Als Ärztin oder Arzt bekommst du früher oder später ein Immobilienangebot auf den Tisch: vom Kollegen, vom Bauträger, vom Vertrieb für steueroptimierte Kapitalanlagen. Die Argumente klingen immer gleich: Die Bank finanziert dir gern, das Finanzamt zahlt über die Abschreibung mit, die Miete zahlt das Objekt ab. Was fehlt, ist die Mechanik dahinter und die Stellen, an denen sie kippt.
Dieser Artikel erklärt dir, wann eine Immobilie als Kapitalanlage für dich als Arzt Sinn ergibt, wie der Hebel in beide Richtungen wirkt, wie Abschreibung, Werbungskosten und Spekulationsfrist greifen, welche Risiken du einpreisen musst und wo der ETF-Sparplan steht.
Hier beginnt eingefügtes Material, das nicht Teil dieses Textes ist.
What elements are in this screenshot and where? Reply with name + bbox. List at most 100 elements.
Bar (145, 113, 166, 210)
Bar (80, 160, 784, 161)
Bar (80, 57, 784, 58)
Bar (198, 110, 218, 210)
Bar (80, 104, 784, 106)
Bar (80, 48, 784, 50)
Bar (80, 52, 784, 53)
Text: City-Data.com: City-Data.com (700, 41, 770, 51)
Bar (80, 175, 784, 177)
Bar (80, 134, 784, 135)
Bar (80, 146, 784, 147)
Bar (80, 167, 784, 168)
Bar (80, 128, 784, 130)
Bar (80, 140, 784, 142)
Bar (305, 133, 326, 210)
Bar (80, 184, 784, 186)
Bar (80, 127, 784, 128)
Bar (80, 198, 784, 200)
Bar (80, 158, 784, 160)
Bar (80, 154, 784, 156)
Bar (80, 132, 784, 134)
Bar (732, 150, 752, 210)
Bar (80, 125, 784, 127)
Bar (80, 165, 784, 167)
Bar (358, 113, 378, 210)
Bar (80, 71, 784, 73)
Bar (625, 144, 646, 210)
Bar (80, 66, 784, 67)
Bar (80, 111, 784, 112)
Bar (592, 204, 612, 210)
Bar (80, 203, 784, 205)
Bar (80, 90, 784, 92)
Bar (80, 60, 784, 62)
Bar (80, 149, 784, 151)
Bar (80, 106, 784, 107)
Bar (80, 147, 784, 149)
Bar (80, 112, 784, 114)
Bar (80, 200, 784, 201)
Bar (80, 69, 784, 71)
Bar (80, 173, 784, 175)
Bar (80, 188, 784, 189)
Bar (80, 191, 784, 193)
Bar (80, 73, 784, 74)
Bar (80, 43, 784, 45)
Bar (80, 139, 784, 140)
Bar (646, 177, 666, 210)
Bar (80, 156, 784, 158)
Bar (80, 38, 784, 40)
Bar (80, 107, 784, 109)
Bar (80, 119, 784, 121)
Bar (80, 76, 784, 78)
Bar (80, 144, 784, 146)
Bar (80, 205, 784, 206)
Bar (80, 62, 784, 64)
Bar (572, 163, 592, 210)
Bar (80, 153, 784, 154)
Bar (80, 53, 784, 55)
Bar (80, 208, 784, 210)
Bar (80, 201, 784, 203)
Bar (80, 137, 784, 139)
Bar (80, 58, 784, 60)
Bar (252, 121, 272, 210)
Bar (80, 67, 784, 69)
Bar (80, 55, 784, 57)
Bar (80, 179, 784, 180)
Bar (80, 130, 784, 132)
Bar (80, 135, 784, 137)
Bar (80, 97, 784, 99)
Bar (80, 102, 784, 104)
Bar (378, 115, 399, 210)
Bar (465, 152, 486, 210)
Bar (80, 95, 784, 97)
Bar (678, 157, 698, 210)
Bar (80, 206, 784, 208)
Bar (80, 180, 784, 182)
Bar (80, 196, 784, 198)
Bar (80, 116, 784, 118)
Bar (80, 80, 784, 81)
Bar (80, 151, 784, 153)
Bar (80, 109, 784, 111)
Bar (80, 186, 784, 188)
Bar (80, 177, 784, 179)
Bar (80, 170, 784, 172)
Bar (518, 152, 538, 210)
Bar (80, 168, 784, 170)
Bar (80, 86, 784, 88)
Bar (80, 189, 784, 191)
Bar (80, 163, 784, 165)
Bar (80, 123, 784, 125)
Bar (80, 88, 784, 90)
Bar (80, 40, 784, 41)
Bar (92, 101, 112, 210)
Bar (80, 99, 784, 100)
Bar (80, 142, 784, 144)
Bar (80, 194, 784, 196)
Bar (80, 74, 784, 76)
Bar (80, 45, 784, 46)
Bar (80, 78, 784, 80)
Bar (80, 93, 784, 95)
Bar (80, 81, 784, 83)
Vorweg: Das hier ist allgemeine Information, keine individuelle Anlage-, Steuer- oder Rechtsberatung. Für deinen Fall gehören Steuerberater und bei Vertragsfragen ein Fachanwalt mit an den Tisch.
Du hast als Arzt drei Eigenschaften, die dich für Banken und Vertriebe interessant machen: ein hohes, planbares Einkommen, ein geringes Arbeitslosigkeitsrisiko und einen hohen Grenzsteuersatz. Die ersten beiden bedeuten gute Bonität, oft auch mit wenig Eigenkapital. Der dritte macht steuerliche Verluste aus Vermietung bei dir wertvoller als bei mittleren Einkommen.
Vertriebe bauen Angebote auf Steuerersparnis und Finanzierbarkeit auf, nicht auf der Qualität des Objekts. Eine Immobilie, die sich nur rechnet, weil du im Spitzensteuersatz liegst, ist keine gute Immobilie. Sie ist ein Steuermodell mit Wohnung dran.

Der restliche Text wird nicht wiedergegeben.